Les rumeurs concernant un appareil pliable d’Apple, fusionnant un iPad et un Mac, suscitent un vif intérêt. Ce projet, qui semblait prometteur sous la direction de John Ternus, aurait connu des revers, mais la réalité pourrait s’avérer plus complexe. Décryptons ensemble ce qui se cache derrière ces informations.
Une évolution nécessaire pour les appareils pliables
Avec l’émergence d’applications iPhone et iPad fonctionnant sur les Macs, l’idée d’un appareil hybride semble presque désuète. Les utilisateurs disposent désormais d’une panoplie d’outils, comme le miroir d’iPhone, pour effectuer leurs tâches. Evidemment, la convergence des systèmes d’exploitation s’accélère, rendant cette idée encore plus pertinente.
Cependant, l’avenir des dispositifs pliables semble encore lointain. La technologie doit progresser suffisamment pour que les claviers souples puissent remplacer efficacement les claviers mécaniques. Les défis techniques restent nombreux et compliquent cette transition.
Un bon exemple de cette technologie émergente est le clavier Sonder, qui a tenté d’intégrer des affichages électroniques miniature pour modifier les fonctions des touches.

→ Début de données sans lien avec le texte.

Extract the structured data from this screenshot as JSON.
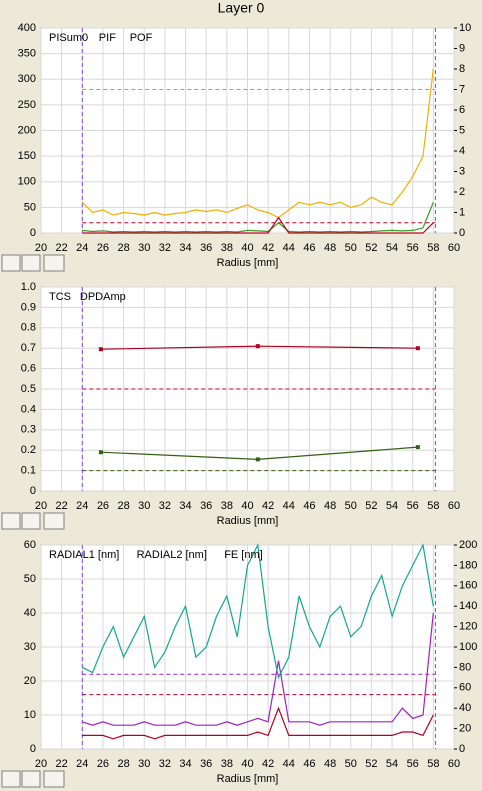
{
  "page_title": "Layer 0",
  "chart_data": [
    {
      "type": "line",
      "xlabel": "Radius [mm]",
      "x": [
        24,
        25,
        26,
        27,
        28,
        29,
        30,
        31,
        32,
        33,
        34,
        35,
        36,
        37,
        38,
        39,
        40,
        41,
        42,
        43,
        44,
        45,
        46,
        47,
        48,
        49,
        50,
        51,
        52,
        53,
        54,
        55,
        56,
        57,
        58
      ],
      "series": [
        {
          "name": "PISum0",
          "color": "#f0b000",
          "values": [
            60,
            40,
            45,
            35,
            40,
            38,
            35,
            40,
            35,
            38,
            40,
            45,
            42,
            45,
            40,
            48,
            55,
            45,
            40,
            30,
            45,
            60,
            55,
            60,
            55,
            60,
            50,
            55,
            70,
            60,
            55,
            80,
            110,
            150,
            320
          ]
        },
        {
          "name": "PIF",
          "color": "#30a020",
          "values": [
            5,
            3,
            4,
            2,
            3,
            2,
            3,
            2,
            3,
            2,
            3,
            2,
            3,
            2,
            3,
            2,
            5,
            4,
            3,
            20,
            3,
            2,
            3,
            2,
            3,
            2,
            3,
            2,
            3,
            4,
            5,
            4,
            5,
            10,
            60
          ]
        },
        {
          "name": "POF",
          "color": "#c00020",
          "values": [
            0,
            0,
            0,
            0,
            0,
            0,
            0,
            0,
            0,
            0,
            0,
            0,
            0,
            0,
            0,
            0,
            0,
            0,
            0,
            30,
            0,
            0,
            0,
            0,
            0,
            0,
            0,
            0,
            0,
            0,
            0,
            0,
            0,
            0,
            20
          ]
        }
      ],
      "hlines": [
        {
          "value": 280,
          "color": "#c0a030"
        },
        {
          "value": 20,
          "color": "#c00020"
        }
      ],
      "vlines": [
        {
          "value": 24,
          "color": "#8040ff"
        },
        {
          "value": 58.2,
          "color": "#8040ff"
        }
      ],
      "xlim": [
        20,
        60
      ],
      "xticks": [
        20,
        22,
        24,
        26,
        28,
        30,
        32,
        34,
        36,
        38,
        40,
        42,
        44,
        46,
        48,
        50,
        52,
        54,
        56,
        58,
        60
      ],
      "ylim": [
        0,
        400
      ],
      "yticks": [
        0,
        50,
        100,
        150,
        200,
        250,
        300,
        350,
        400
      ],
      "y2lim": [
        0,
        10
      ],
      "y2ticks": [
        0,
        1,
        2,
        3,
        4,
        5,
        6,
        7,
        8,
        9,
        10
      ],
      "grid": true
    },
    {
      "type": "line",
      "xlabel": "Radius [mm]",
      "x": [
        25.8,
        41,
        56.5
      ],
      "series": [
        {
          "name": "TCS",
          "color": "#306010",
          "values": [
            0.19,
            0.155,
            0.215
          ]
        },
        {
          "name": "DPDAmp",
          "color": "#b00020",
          "values": [
            0.695,
            0.71,
            0.7
          ]
        }
      ],
      "markers": true,
      "hlines": [
        {
          "value": 0.5,
          "color": "#c00020"
        },
        {
          "value": 0.1,
          "color": "#306010"
        }
      ],
      "vlines": [
        {
          "value": 24,
          "color": "#8040ff"
        },
        {
          "value": 58.2,
          "color": "#8040ff"
        }
      ],
      "xlim": [
        20,
        60
      ],
      "xticks": [
        20,
        22,
        24,
        26,
        28,
        30,
        32,
        34,
        36,
        38,
        40,
        42,
        44,
        46,
        48,
        50,
        52,
        54,
        56,
        58,
        60
      ],
      "ylim": [
        0,
        1
      ],
      "yticks": [
        0,
        0.1,
        0.2,
        0.3,
        0.4,
        0.5,
        0.6,
        0.7,
        0.8,
        0.9,
        {
          "value": 1,
          "label": "1.0"
        }
      ],
      "grid": true
    },
    {
      "type": "line",
      "xlabel": "Radius [mm]",
      "x": [
        24,
        25,
        26,
        27,
        28,
        29,
        30,
        31,
        32,
        33,
        34,
        35,
        36,
        37,
        38,
        39,
        40,
        41,
        42,
        43,
        44,
        45,
        46,
        47,
        48,
        49,
        50,
        51,
        52,
        53,
        54,
        55,
        56,
        57,
        58
      ],
      "series": [
        {
          "name": "RADIAL1 [nm]",
          "color": "#a020c0",
          "values": [
            8,
            7,
            8,
            7,
            7,
            7,
            8,
            7,
            7,
            7,
            8,
            7,
            7,
            7,
            8,
            7,
            8,
            9,
            8,
            26,
            8,
            8,
            8,
            7,
            8,
            8,
            8,
            8,
            8,
            8,
            8,
            12,
            9,
            10,
            40
          ]
        },
        {
          "name": "RADIAL2 [nm]",
          "color": "#b00020",
          "values": [
            4,
            4,
            4,
            3,
            4,
            4,
            4,
            3,
            4,
            4,
            4,
            4,
            4,
            4,
            4,
            4,
            4,
            5,
            4,
            12,
            4,
            4,
            4,
            4,
            4,
            4,
            4,
            4,
            4,
            4,
            4,
            5,
            5,
            4,
            10
          ]
        },
        {
          "name": "FE [nm]",
          "color": "#10a890",
          "axis": "y2",
          "values": [
            80,
            75,
            100,
            120,
            90,
            110,
            130,
            80,
            95,
            120,
            140,
            90,
            100,
            130,
            150,
            110,
            180,
            200,
            120,
            70,
            90,
            150,
            120,
            100,
            130,
            140,
            110,
            120,
            150,
            170,
            130,
            160,
            180,
            200,
            140
          ]
        }
      ],
      "hlines": [
        {
          "value": 22,
          "color": "#a020c0"
        },
        {
          "value": 16,
          "color": "#c00020"
        }
      ],
      "vlines": [
        {
          "value": 24,
          "color": "#8040ff"
        },
        {
          "value": 58.2,
          "color": "#8040ff"
        }
      ],
      "xlim": [
        20,
        60
      ],
      "xticks": [
        20,
        22,
        24,
        26,
        28,
        30,
        32,
        34,
        36,
        38,
        40,
        42,
        44,
        46,
        48,
        50,
        52,
        54,
        56,
        58,
        60
      ],
      "ylim": [
        0,
        60
      ],
      "yticks": [
        0,
        10,
        20,
        30,
        40,
        50,
        60
      ],
      "y2lim": [
        0,
        200
      ],
      "y2ticks": [
        0,
        20,
        40,
        60,
        80,
        100,
        120,
        140,
        160,
        180,
        200
      ],
      "grid": true
    }
  ]
}
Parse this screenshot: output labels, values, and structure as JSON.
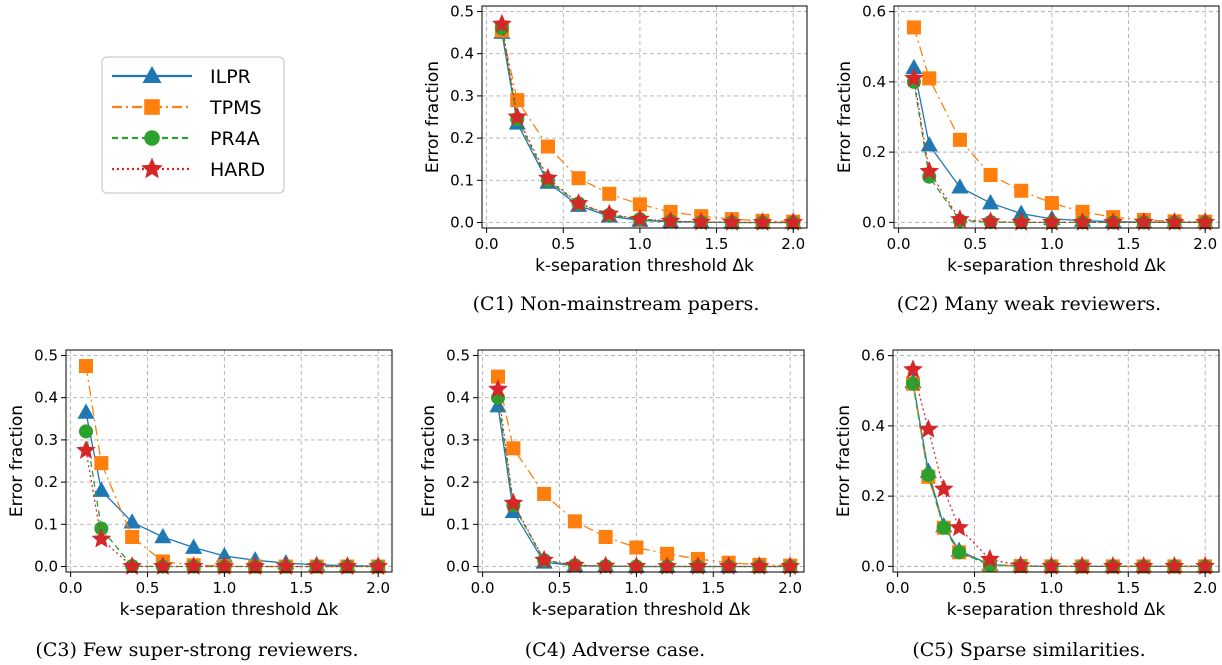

Cette innovation pourrait ouvrir la voie vers des claviers adaptés aux besoins individuels des utilisateurs.

Il serait judicieux de repenser les claviers de nos MacBook pour qu’ils s’adaptent à nos outils. Pourquoi ne pas disposer d’un clavier capable de modifier ses étiquettes en fonction des applications utilisées ? Cela pourrait améliorer significativement l’expérience utilisateur.
Des claviers souples à l’horizon
L’objectif ultime serait d’utiliser des claviers totalement souples. Dès 2016, j’évoquais déjà que l’argument de Steve Jobs sur la nécessité de touches virtuelles pour les smartphones pourrait également s’appliquer à un Mac. La rigidité des claviers actuels est souvent une contrainte pour les utilisateurs.
« Un interface utilisateur fixe ne répond pas aux besoins variés des applications, chaque logiciel nécessitant une interface optimisée. »
Les obstacles pour aboutir à ces claviers souples sont nombreux. Tout d’abord, la douceur des surfaces en verre actuelle ne favorise pas une utilisation prolongée, et l’absence de retour tactile pose problème pour la satisfaction des utilisateurs. Pourtant, Apple a déjà travaillé sur des solutions.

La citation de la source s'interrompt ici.